Basic Terms in Accounting
Entity has a definite individual existence. Business entity is an identifiable business enterprise such as Super Bazaar, Jewellers and so on. An accounting system is always devised for a specific business entity (also called accounting entity).
Transaction is an event involving some value between two or more entities. It can be a purchase of goods, receipt of money, payment to a creditor, incurring expenses and so on. It can be either a cash transaction or a credit transaction.
Assets are economic resources of an enterprise that can be expressed in monetary terms. They are items of value used by the business in its operations. For example, Super Bazar owns a fleet of trucks which it uses to deliver goods. The truck provide economic benefit to the enterprise. So the are shown on the asset side of the balance sheet of Super Bazaar.
Assets can be broadly classified into
- Fixed Assets
- Current Assets
Fixed Assets are assets held on a long term basis such as land, buildings, machinery, plant, furniture and fixtures. These assets are used for the normal operations of the business of goods, receipt of money, payment to a creditor, incurring expenses and so on. It can either be a cash transaction or a credit trans-action.
Current Assets are assets held on a short term basis such as debtors, bills receivables, stock, temporary marketable securities, cash and bank balances.
Profit is the excess of revenues of a period over its related expenses during an accounting year. Profit increases the investment of the owners.
Gain is a profit that arises from events or transactions which are incidental to business such as sale of fixed assets, winning a court case, appreciation in the value of an asset.
The excess of expenses of a period over its related revenues is termed as Loss. It decreases the owner’s equity. It also refers to money or money’s worth lost (or cost incurred) without receiving any benefit in return. For example, cash or goods lost due to theft, fire and so on. It also includes loss on sale of fixed assets.
Discount is the deduction in the price of goods n sale. It is offered in two ways. Offering a deduction of an agreed percentage on the list price at the time of the sale is one way of giving discount. Such a discount is called ‘Trade Discount’. It is generally offered by manufactures to wholesalers and by wholesalers to retailers. After selling the goods on credit basis, debtors may be given a certain deduction in the amount due if they pay the amount within the stipulated period or earlier. This deduction is given at the time of payment on the amount payable. Hence, it is called ‘Cash Discount’. Cash discount is an incentive that encourages debtors to make prompt payments.
The documentary evidence in support of a transaction is known as Voucher.
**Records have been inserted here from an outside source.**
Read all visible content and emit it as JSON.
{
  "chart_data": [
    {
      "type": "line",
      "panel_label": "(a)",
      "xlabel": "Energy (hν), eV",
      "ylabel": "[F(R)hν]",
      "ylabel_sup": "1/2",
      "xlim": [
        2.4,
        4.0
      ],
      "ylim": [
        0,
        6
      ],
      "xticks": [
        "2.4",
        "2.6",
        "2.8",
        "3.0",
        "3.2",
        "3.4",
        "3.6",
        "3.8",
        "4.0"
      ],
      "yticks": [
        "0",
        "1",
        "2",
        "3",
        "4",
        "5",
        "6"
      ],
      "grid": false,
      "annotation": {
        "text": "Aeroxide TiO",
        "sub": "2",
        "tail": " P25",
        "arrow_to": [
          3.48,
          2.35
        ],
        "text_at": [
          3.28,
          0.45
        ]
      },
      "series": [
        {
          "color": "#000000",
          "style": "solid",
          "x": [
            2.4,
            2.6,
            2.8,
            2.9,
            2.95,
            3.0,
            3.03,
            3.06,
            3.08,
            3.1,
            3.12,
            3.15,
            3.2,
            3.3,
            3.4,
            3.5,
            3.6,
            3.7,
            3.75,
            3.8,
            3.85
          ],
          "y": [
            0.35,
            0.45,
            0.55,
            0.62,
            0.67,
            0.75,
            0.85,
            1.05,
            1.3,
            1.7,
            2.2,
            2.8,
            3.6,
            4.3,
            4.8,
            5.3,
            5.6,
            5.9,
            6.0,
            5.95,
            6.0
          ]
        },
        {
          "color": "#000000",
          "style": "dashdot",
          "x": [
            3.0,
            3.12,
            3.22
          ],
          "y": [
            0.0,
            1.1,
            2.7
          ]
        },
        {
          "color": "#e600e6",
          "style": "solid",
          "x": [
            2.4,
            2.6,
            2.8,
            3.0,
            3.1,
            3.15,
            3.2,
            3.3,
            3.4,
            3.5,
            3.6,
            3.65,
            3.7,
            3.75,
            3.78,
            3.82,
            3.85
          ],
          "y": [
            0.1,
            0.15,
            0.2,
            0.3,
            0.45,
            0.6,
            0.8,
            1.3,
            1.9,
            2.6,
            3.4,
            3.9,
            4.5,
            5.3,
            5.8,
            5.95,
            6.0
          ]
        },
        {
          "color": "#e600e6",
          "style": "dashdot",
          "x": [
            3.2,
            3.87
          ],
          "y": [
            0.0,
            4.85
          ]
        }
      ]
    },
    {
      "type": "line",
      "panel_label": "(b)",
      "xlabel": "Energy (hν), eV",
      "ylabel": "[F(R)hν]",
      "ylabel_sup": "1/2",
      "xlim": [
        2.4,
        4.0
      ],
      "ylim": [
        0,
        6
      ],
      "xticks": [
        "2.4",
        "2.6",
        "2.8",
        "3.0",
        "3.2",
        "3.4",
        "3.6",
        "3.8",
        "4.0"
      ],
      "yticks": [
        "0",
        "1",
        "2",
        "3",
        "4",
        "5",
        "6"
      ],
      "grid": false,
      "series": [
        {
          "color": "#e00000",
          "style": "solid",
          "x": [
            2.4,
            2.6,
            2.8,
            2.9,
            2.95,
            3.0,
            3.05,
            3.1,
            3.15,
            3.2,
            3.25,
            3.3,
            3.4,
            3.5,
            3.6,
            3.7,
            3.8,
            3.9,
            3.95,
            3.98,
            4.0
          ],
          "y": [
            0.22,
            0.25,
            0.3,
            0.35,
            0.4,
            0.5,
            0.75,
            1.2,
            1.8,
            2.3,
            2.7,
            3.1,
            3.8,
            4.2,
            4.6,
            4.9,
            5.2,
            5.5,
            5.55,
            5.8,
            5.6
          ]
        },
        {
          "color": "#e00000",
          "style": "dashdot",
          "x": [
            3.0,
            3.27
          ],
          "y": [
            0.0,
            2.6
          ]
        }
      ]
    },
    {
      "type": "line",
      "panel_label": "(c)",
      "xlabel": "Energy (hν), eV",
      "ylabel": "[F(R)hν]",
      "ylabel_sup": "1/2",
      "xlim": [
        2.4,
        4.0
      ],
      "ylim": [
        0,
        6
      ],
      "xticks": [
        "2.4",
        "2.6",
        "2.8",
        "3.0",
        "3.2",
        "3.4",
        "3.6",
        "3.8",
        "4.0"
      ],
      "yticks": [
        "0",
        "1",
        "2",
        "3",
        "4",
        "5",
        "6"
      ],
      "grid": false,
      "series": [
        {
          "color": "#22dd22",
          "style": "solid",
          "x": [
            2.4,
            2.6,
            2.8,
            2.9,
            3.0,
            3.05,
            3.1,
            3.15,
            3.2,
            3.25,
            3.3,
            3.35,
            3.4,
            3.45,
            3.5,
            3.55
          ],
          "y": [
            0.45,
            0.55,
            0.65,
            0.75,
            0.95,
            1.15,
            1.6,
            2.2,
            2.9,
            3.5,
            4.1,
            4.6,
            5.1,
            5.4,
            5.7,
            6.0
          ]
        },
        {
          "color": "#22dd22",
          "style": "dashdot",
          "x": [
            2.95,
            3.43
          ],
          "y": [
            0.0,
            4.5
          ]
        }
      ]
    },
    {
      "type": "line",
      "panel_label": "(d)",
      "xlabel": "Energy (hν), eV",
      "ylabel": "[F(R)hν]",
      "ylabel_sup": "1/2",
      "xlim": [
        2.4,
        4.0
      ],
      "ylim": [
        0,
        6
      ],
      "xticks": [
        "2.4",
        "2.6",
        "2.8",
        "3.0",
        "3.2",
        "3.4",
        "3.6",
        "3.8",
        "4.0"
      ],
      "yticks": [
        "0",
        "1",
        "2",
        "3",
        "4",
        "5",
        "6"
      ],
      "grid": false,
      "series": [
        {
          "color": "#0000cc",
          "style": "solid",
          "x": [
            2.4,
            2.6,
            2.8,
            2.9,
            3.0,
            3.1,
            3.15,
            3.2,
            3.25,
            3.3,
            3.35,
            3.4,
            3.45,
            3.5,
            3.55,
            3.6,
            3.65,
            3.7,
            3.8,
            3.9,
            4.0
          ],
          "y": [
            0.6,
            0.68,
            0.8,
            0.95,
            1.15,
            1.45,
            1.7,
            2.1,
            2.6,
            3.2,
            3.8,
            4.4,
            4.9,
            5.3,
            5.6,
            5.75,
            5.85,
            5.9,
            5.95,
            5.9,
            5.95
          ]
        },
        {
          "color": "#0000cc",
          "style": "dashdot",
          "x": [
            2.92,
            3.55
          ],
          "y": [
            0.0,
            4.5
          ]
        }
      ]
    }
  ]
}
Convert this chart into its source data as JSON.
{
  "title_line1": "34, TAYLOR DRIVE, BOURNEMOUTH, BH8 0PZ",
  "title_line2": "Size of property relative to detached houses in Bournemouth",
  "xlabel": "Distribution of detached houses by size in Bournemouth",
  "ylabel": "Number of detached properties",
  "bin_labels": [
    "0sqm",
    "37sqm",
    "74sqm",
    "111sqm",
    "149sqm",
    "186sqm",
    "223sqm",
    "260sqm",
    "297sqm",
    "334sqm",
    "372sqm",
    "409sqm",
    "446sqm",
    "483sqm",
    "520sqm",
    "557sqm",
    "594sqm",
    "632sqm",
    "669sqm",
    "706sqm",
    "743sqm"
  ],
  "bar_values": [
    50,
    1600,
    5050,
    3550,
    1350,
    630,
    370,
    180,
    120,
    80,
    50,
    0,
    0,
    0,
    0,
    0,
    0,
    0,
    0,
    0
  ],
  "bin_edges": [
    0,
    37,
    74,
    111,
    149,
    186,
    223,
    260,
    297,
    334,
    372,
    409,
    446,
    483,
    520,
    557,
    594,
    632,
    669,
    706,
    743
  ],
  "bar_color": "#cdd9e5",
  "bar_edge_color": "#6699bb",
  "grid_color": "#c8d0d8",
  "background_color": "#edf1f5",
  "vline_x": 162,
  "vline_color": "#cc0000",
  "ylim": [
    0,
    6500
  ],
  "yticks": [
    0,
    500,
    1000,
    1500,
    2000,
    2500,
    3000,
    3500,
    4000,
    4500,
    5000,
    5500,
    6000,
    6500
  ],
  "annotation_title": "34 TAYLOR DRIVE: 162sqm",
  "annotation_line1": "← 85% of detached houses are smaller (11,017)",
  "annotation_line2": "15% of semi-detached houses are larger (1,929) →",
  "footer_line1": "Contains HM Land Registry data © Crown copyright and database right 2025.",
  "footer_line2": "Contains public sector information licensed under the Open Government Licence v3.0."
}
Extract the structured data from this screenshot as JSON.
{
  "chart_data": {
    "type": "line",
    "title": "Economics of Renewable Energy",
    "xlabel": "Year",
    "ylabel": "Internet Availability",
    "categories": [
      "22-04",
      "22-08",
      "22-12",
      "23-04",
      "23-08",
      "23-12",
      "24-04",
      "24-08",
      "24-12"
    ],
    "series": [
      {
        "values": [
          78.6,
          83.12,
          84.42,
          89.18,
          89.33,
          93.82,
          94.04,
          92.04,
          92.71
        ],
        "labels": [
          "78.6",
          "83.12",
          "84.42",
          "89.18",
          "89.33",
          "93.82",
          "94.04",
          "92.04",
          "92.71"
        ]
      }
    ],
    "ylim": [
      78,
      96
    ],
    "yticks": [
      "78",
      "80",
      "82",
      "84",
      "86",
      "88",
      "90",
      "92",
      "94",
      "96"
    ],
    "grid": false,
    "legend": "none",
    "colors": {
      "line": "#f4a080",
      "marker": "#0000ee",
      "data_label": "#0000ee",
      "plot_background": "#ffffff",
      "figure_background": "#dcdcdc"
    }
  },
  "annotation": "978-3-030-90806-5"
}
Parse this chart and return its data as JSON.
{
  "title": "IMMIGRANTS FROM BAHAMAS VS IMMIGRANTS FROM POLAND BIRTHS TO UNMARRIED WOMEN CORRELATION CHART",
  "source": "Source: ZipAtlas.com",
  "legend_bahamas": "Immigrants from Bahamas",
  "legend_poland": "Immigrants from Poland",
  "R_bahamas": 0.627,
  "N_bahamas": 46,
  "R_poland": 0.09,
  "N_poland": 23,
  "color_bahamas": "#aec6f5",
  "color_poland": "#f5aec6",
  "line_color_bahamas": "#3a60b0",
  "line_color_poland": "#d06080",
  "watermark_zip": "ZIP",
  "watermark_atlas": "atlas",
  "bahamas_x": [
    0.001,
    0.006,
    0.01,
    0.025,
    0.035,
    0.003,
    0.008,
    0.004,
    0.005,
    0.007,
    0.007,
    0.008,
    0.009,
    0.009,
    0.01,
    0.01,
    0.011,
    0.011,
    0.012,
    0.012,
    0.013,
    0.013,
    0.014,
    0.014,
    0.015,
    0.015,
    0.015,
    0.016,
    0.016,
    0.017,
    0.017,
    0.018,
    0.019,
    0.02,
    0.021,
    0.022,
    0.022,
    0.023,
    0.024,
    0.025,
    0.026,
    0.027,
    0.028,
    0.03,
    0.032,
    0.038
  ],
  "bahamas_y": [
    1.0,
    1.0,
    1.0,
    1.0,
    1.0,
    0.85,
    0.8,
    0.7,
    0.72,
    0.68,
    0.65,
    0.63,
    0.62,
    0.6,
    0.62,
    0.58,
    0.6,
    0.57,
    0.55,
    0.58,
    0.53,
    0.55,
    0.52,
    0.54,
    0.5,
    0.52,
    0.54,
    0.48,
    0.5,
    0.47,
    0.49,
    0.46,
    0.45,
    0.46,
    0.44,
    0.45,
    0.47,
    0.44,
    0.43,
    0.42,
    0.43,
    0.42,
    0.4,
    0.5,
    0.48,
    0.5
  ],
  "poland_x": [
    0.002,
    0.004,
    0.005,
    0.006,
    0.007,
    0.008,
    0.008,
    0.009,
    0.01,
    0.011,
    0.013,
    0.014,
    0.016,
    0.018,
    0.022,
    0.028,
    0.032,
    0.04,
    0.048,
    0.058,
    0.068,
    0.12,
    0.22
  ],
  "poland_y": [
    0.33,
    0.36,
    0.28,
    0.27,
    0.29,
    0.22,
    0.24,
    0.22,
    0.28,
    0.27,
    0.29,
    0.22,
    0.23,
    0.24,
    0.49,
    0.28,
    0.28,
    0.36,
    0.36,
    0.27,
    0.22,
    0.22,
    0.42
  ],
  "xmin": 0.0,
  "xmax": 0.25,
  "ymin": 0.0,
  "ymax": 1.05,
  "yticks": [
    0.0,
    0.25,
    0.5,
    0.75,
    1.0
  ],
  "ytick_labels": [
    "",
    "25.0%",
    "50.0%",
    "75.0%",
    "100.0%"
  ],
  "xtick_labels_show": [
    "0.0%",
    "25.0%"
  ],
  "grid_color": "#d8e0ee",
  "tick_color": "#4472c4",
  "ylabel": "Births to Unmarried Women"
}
For example, when you buy goods for cash, you get a cash memo. When you buy goods on credit, you get an invoice, When you make a payment, you get a receipt, and so on.
Goods refer to the products which a business unit produces and sells, or buys and sells. The items that are purchased for use in the business are not called good. For example, for a furniture dealer the purchase of chairs and tables is termed as goods, while for others it is furniture and is treated as an asset. Similarly, for a sta-tionery merchant, stationery is goods. But for others, stationery is an item of expense (not purchases).
Withdrawal of money and/ or goods by the owner from the business for personal use is known as drawings. Drawings reduce the investment of the investment of the owners.
Purchases Is the total amount of goods procured by a business on credit and cash, for use or sale, in a trading concern, merchandise is purchased for resale, with or without processing In a manufacturing concern, raw materials are purchased, processed further into finished goods and then sold. Purchases may either be cash or credit purchases.
Stock (inventory) is a measure of something on hand – goods, spares and other items in a business. It is called ‘Stock in hand.’ In a trading concern, the amount of goods that lie unsold at the end of an accounting period is called closing stock (ending inventory). In a manufacturing company, closing stock comprise raw materials, semi-finished goods and finished goods on hand on the closing date. Similarly, opening stock (beginning inventory) is the amount of stock at the beginning of the accounting period.
Creditors are persons and/ or other entities who have to be paid by an enterprise for providing goods and services on credit. The total amount in favour of such persons and/ or entities on the closing date is shown in the balance sheet as Sundry creditors on the liabilities side.